Documentary Review: Rocky Road to Dublin

Rocky Road to Dublin

This documentary film has only recently come to light again after being missing in action for the last forty years. Made by Peter Lennon in 1967, it features cinematography by Raoul Coutard who was hugely influential in the Nouvelle Vague school of French cinema. 

It’s a partly affectionate and partly scathing portrait of a country just beginning modernization but still struggling to look outward into a world that it had long held at arm’s length. On St. Patrick’s Day 1943 the then Taoiseach (Prime Minister) of Ireland, Eamonn DeValera, made a famous radio speech in which he said “The ideal Ireland that we would have, the Ireland that we dreamed of, would be the home of a people who valued material wealth only as a basis for right living, of a people who, satisfied with frugal comfort, devoted their leisure to the things of the spirit – a land whose countryside would be bright with cosy homesteads, whose fields and villages would be joyous with the sounds of industry, with the romping of sturdy children, the contest of athletic youths and the laughter of happy maidens, whose firesides would be forums for the wisdom of serene old age. The home, in short, of a people living the life that God desires that men should live.”  In keeping with this vision Ireland had become a society uninvolved with the rest of the world. Even the Second World War was not acknowledged as such. In a neutral Ireland it was known as The Emergency. Strenuous attempts were made to resist contamination of the Irish psyche by jazz music, English novels and films, immoral dancing and the myriad possible temptations of the modern world. Attempts were made to codify and categorize native Irish culture and sports — attempts that in the case of Irish traditional music often drove the means of its survival into the industrial cities of England and the US.
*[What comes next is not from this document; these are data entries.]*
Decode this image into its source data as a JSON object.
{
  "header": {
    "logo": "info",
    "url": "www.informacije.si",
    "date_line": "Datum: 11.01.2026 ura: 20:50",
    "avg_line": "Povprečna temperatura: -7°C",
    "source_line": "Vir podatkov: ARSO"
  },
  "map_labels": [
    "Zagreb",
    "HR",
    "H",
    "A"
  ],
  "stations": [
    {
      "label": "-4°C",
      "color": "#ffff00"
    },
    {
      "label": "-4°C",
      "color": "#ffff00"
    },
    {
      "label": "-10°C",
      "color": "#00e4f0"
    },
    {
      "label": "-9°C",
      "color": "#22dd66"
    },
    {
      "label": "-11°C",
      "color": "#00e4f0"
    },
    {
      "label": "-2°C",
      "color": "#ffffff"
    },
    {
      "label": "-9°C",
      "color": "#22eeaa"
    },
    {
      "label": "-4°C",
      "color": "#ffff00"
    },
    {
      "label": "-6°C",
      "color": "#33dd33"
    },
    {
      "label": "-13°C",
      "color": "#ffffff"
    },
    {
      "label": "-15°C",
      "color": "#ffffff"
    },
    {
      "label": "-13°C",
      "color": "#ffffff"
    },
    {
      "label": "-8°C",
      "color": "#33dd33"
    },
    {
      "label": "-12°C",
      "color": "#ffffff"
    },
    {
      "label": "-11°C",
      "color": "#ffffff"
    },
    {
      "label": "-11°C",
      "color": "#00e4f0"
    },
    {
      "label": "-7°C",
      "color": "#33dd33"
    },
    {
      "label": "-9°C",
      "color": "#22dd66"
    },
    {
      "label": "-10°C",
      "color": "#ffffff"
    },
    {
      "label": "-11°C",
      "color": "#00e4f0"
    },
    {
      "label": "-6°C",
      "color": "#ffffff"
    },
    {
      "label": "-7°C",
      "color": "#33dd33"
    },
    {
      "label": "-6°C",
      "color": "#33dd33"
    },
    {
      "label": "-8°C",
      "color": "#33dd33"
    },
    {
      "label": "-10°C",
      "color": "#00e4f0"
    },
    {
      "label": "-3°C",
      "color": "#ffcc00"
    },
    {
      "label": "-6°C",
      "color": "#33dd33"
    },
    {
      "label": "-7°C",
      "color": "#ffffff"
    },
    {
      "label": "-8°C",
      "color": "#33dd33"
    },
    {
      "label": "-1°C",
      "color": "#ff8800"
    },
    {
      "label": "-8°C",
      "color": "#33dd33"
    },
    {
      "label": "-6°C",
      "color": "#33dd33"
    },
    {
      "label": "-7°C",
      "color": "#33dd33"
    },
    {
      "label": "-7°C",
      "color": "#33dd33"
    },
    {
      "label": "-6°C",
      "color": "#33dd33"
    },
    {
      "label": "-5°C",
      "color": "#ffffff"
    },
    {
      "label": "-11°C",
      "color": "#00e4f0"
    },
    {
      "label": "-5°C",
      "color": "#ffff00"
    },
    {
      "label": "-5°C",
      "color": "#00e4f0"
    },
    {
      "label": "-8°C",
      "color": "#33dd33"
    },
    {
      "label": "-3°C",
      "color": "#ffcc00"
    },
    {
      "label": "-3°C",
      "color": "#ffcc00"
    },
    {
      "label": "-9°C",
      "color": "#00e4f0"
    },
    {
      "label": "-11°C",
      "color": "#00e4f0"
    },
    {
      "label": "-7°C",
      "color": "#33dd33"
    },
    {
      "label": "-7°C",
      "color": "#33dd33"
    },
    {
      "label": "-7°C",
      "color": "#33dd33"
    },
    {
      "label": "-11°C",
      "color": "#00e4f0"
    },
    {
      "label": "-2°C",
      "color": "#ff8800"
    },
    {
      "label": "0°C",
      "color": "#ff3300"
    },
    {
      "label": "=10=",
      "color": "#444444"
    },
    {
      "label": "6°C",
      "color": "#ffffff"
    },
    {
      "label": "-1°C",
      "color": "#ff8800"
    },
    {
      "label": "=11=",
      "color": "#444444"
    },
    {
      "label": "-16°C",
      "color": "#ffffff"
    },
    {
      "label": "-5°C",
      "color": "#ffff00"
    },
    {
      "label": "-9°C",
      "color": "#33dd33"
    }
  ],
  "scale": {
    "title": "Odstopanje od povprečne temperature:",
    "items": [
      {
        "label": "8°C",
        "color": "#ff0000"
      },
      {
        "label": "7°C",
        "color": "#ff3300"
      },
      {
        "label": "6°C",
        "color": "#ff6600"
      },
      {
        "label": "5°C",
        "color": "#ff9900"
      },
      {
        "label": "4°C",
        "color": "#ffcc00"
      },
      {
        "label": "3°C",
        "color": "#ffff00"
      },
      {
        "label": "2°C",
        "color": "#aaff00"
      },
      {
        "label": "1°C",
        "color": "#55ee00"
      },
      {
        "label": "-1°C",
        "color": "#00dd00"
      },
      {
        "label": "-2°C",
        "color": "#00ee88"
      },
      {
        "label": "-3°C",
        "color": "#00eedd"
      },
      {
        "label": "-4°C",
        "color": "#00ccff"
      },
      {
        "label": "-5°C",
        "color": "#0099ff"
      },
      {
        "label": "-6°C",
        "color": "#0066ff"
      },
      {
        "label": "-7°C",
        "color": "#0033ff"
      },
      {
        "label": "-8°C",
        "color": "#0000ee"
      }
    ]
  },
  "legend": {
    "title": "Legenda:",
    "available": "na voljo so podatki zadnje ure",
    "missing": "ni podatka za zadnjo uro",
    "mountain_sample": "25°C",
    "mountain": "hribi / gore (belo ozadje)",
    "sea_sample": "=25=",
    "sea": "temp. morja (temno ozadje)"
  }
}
The tone of the film is apparent very early on. The writer Seán O’Faoláin who had fought in the Irish Civil War and was author of the cultural history, ‘The Irish’, speaks of the post-1916 generation. He says: “The kind of society that actually grew up was a society of what I call urbanized peasants. They were a society which was without moral courage, constantly observing a self-interested silence, never speaking in moments of crisis and in constant alliance with a completely obscurantist, repressive, regressive and uncultivated Church.” A very different tone from that of DeValera. Or as Bulmer Hobson, one of the main actors of the 1916 said in 1956 — quoted in Roy Foster’s Vivid Faces“I cannot and will not write about the people and times when we were young, for reasons that are long and complicated. Briefly the phoenix of our youth has fluttered to earth such a miserable old hen I have no heart for it …”

The film was entered at the Cannes film festival in 1968 and was shown just before the the festival was abandoned in support of student protests of that year. It managed to have a brief run of two weeks in Dublin to sold-out audiences. It has never been shown on Irish television and despite the (not surprising) snub that it received in Ireland it became a huge success with those very students who brought the Cannes film festival to close. The film provided a cautionary answer to the old question of “What do you do with your revolution now that you have it?’ In Ireland that answer, sadly, was “Give it to the Church and the bourgeoisie.” 

The full film is actually now available for viewing on Youtube. The quality of the file conversion was not terribly good so the resolution is poor compared to the DVD. It's still quite watchable though.